La guerre en Iran devrait également aggraver l’insécurité alimentaire mondiale. Les perturbations des chaînes d’approvisionnement en énergie et en engrais pourraient plonger des millions de personnes supplémentaires dans la faim, en particulier en Afrique subsaharienne. La hausse des coûts des intrants réduit les rendements des cultures, ce qui à son tour fait augmenter les prix des denrées alimentaires et menace le pouvoir d’achat des ménages.
Comment les Ivoiriens luttent contre les pressions économiques
Malgré ces défis, la Côte d'Ivoire met en œuvre des mesures pour protéger les agriculteurs et réduire la pauvreté. Le le gouvernement est intervenu pour stabiliser les marchés du cacao et garantir que les agriculteurs continuent de percevoir des revenus. Il s'est engagé à acheter les stocks excédentaires de cacao à des prix garantis pour soutenir les producteurs confrontés à la baisse de la demande et à la volatilité des marchés mondiaux. Ces interventions contribuent à éviter que les chocs économiques ne poussent les agriculteurs dans une pauvreté encore plus profonde.
La stabilisation des revenus du cacao soutient également les économies locales, dans la mesure où les revenus agricoles circulent à travers les communautés rurales. Toutefois, la réduction de la pauvreté à long terme nécessite plus qu’une aide d’urgence. La hausse des coûts des engrais met en évidence la nécessité d’améliorer la productivité et la résilience. Les investissements dans des pratiques agricoles durables, des sources de revenus diversifiées et des infrastructures peuvent aider les agriculteurs à résister aux chocs mondiaux.
L’augmentation des rendements et l’amélioration de l’accès aux marchés renforceraient les revenus des ménages et réduiraient la vulnérabilité. La Côte d'Ivoire poursuit également ses efforts économiques plus larges pour réduire la pauvreté. Les initiatives gouvernementales et les investissements dans les infrastructures ont soutenu la croissance et amélioré l’accès aux services. Alors que la pauvreté reste généralisée, des politiques ciblées visent à soutenir les ménages vulnérables et à renforcer les moyens de subsistance ruraux.
Remarques finales
La guerre en Iran montre à quel point les conflits mondiaux peuvent menacer les efforts de réduction de la pauvreté bien au-delà du champ de bataille. Pour les économies dépendantes du cacao comme la Côte d'Ivoire, la hausse des coûts des intrants et les ruptures d'approvisionnement présentent de sérieux risques. Pourtant, une intervention gouvernementale proactive et des investissements agricoles peuvent contribuer à protéger les moyens de subsistance.

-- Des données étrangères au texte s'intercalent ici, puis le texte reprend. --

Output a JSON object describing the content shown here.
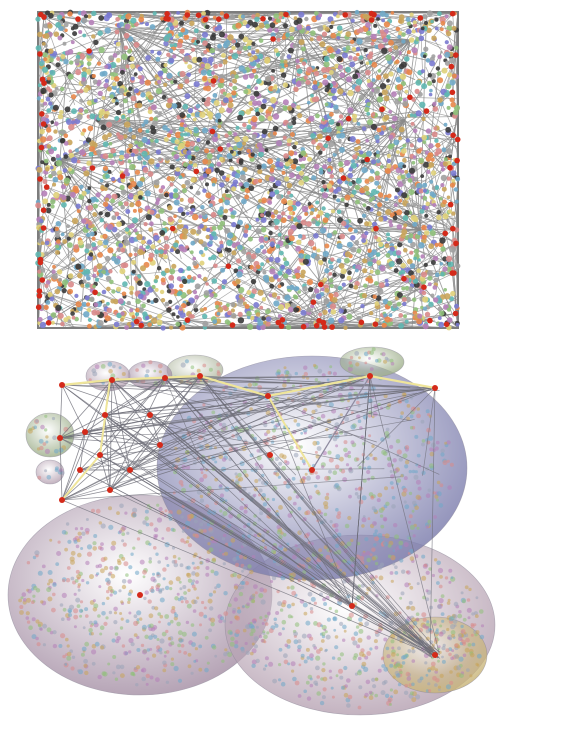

En stabilisant les revenus du cacao, en soutenant les agriculteurs et en investissant dans la résilience, la Côte d'Ivoire s'efforce de limiter l'impact des chocs mondiaux. Ces efforts montrent que même en période de crise internationale, des politiques ciblées peuvent contribuer à protéger les communautés et à faire progresser la réduction de la pauvreté.